It’s time to up your game and shop like a pro. So here they are – a few tips to help you pick out the best of the best and, bottle by bottle, transform yourself into the oenophile your parents always suspected you’d become.
Tip #1 Old to New
This first tip has very little application outside the wine world. In fact, I discourage it for most other life scenarios, especially when shopping for milk or meat. Find the oldest one on the shelf! I always sort the 90 under $20 wine list by “Vintage: Old to New.” These lonely bottles are forgotten once newer, shinier bottles make their way onto the site. That’s a shame because these wines are exactly what makes wine unique, they improve with age! A little mellower, a little more complex, a little more integrated – a lot more interesting.
Tip #2 What the heck is that!?
Txakolina? Try it, you’ll like it. Lesser known varietals like Torrontes, Graciano, Godello, Txakolina, Falanghina and Mencia, may not be as popular as Chardonnay but, ounce for ounce, these wines are some of this category’s top performers. Complex, affordable and, best of all, unlike anything you’ve tried before. They are a great way to expand your palate and the breadth of descriptors you use to describe wine. Do you want to see why people describe Torrontes as smelling like Juicy Fruit gum or experience what a truly high acid wine feels like? Then try a bottle of Torrontes and Txakolina. Best of all these wines will blow your world of wine pairings wide open. So experiment. After trying some of these you’ll be loath to plunk down twice as much money for a more popular varietal.

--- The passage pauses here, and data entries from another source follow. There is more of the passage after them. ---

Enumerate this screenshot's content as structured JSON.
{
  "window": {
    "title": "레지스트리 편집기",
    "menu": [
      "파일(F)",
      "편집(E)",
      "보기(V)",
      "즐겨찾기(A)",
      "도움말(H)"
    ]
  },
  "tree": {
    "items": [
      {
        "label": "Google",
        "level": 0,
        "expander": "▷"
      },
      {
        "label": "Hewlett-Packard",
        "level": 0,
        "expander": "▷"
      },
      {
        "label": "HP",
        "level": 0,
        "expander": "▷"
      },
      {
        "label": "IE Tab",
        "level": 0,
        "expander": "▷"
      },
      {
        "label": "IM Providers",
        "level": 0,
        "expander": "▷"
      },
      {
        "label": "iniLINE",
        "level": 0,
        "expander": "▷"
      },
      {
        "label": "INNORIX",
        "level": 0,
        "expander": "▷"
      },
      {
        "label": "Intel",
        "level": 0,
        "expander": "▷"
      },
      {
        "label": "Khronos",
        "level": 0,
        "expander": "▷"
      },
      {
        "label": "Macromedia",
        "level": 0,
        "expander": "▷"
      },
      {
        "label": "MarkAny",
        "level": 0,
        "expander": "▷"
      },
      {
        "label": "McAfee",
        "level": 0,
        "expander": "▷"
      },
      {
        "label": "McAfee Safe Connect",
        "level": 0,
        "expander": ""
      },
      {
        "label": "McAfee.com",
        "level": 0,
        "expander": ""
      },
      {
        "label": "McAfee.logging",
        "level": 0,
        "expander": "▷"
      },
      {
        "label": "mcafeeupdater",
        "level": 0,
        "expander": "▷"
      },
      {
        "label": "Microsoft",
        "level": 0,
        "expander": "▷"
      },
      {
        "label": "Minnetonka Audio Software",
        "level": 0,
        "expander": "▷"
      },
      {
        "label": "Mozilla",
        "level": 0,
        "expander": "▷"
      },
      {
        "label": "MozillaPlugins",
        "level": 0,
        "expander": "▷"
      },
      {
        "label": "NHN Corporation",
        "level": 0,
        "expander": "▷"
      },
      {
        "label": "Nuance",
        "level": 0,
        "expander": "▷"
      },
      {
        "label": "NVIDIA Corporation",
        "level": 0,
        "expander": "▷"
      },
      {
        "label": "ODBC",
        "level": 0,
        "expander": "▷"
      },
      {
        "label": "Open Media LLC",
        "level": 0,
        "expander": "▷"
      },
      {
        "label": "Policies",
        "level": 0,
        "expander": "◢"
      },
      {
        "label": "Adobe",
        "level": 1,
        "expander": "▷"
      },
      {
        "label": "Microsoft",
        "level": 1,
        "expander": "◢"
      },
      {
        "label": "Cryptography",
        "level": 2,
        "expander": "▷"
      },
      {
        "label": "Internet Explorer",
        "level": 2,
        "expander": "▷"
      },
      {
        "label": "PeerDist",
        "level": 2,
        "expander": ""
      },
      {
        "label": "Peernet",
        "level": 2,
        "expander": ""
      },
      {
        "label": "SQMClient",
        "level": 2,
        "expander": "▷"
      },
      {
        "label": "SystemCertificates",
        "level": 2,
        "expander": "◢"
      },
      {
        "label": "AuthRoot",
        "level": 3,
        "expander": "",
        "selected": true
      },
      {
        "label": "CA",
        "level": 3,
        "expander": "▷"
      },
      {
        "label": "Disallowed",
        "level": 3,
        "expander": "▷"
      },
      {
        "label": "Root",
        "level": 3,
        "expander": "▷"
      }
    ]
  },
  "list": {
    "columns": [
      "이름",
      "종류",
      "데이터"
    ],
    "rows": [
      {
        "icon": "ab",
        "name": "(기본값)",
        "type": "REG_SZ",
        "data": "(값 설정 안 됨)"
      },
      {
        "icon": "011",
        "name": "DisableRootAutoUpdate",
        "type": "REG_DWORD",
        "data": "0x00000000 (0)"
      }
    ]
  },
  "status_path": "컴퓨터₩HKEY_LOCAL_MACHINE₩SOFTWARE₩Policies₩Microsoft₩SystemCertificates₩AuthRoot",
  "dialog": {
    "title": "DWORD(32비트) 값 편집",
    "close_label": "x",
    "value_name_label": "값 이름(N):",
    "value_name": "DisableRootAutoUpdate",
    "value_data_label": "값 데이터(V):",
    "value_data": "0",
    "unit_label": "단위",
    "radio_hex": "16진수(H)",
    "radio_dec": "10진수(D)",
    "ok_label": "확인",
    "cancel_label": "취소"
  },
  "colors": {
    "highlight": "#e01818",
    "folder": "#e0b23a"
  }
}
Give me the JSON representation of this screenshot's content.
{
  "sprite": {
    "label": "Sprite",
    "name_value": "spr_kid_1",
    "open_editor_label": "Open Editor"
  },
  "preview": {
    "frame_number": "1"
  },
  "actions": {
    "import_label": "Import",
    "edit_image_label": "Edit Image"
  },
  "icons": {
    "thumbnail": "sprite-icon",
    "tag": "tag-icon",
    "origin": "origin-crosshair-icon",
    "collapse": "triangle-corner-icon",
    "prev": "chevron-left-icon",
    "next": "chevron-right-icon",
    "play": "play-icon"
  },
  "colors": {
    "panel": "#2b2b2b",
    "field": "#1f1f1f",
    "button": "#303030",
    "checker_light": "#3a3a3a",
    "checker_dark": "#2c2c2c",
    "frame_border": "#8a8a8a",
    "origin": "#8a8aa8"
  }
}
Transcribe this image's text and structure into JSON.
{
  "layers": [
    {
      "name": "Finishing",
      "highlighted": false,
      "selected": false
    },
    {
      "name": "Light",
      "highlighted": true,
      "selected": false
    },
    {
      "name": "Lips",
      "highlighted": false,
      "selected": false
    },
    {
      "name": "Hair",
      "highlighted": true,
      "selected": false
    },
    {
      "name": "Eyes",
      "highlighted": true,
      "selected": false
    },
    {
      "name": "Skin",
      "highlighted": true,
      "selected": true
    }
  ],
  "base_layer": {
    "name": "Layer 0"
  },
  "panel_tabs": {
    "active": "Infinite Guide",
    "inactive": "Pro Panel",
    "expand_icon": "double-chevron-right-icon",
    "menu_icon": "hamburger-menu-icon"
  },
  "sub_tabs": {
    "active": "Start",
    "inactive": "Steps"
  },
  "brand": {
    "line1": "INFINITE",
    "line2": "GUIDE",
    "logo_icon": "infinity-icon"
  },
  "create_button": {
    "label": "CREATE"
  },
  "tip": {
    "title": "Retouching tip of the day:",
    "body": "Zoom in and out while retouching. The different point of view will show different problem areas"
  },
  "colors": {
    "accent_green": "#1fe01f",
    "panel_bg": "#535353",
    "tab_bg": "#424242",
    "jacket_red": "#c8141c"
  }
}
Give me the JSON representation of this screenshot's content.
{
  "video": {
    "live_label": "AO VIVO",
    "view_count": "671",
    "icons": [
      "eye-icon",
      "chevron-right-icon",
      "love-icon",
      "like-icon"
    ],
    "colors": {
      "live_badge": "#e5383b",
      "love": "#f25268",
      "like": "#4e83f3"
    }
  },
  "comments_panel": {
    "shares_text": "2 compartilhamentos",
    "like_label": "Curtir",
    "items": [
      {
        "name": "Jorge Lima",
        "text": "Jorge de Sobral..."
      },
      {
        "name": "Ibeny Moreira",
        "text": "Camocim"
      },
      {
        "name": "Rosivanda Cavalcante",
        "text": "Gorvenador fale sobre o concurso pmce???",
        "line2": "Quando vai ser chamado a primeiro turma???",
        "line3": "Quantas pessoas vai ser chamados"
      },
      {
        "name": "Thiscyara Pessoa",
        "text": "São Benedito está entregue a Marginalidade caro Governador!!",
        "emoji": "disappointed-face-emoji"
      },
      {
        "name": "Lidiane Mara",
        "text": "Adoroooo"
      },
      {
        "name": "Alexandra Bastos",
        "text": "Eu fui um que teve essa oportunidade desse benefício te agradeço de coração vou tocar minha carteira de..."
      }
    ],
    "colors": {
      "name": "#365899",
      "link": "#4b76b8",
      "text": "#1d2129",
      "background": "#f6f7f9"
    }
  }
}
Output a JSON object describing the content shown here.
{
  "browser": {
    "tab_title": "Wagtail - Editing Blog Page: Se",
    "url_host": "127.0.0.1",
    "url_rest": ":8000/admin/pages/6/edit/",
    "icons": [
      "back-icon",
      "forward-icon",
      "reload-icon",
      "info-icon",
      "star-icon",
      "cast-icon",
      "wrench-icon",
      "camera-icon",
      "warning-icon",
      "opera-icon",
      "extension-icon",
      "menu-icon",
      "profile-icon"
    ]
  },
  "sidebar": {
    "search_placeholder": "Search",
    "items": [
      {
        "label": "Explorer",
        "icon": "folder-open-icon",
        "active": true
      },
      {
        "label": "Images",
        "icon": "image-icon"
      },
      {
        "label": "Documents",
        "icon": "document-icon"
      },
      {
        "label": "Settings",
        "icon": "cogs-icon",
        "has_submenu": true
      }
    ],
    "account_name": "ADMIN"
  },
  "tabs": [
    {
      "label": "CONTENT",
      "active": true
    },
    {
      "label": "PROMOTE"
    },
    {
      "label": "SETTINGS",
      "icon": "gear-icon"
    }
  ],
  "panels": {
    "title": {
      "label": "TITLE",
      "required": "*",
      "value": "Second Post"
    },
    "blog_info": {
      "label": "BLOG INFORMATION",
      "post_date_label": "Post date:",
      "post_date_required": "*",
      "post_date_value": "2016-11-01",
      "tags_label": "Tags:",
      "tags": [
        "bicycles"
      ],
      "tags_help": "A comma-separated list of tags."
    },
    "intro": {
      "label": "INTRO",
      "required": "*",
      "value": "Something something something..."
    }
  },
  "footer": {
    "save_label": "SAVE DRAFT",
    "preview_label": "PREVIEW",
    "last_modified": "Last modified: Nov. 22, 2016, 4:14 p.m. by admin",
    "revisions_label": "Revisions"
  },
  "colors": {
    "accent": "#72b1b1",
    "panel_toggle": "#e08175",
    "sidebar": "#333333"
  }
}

Tip #3 Swoop in for Savings
Sort by savings! You can sort our 90 under $20 list by savings and order a few killer $30-$40 wines for under 20 bucks. Not only will these wines give you the most for your money, but they typically also offer the most in terms of cellaring potential. The higher price can be an indicator that, unlike a $10 bottle, it’s a keeper and the winemaker put an extra level of care into ensuring it will develop over the years. That $30 bottle of Pinot Noir with 93 points from PinotReport is good now, but will also be good in another 5 years and you got it for just $19.99!
I’ve shared some of my top picks and my best tips on finding wines, now I’m curious to know about your favorite 90 under $20 wines.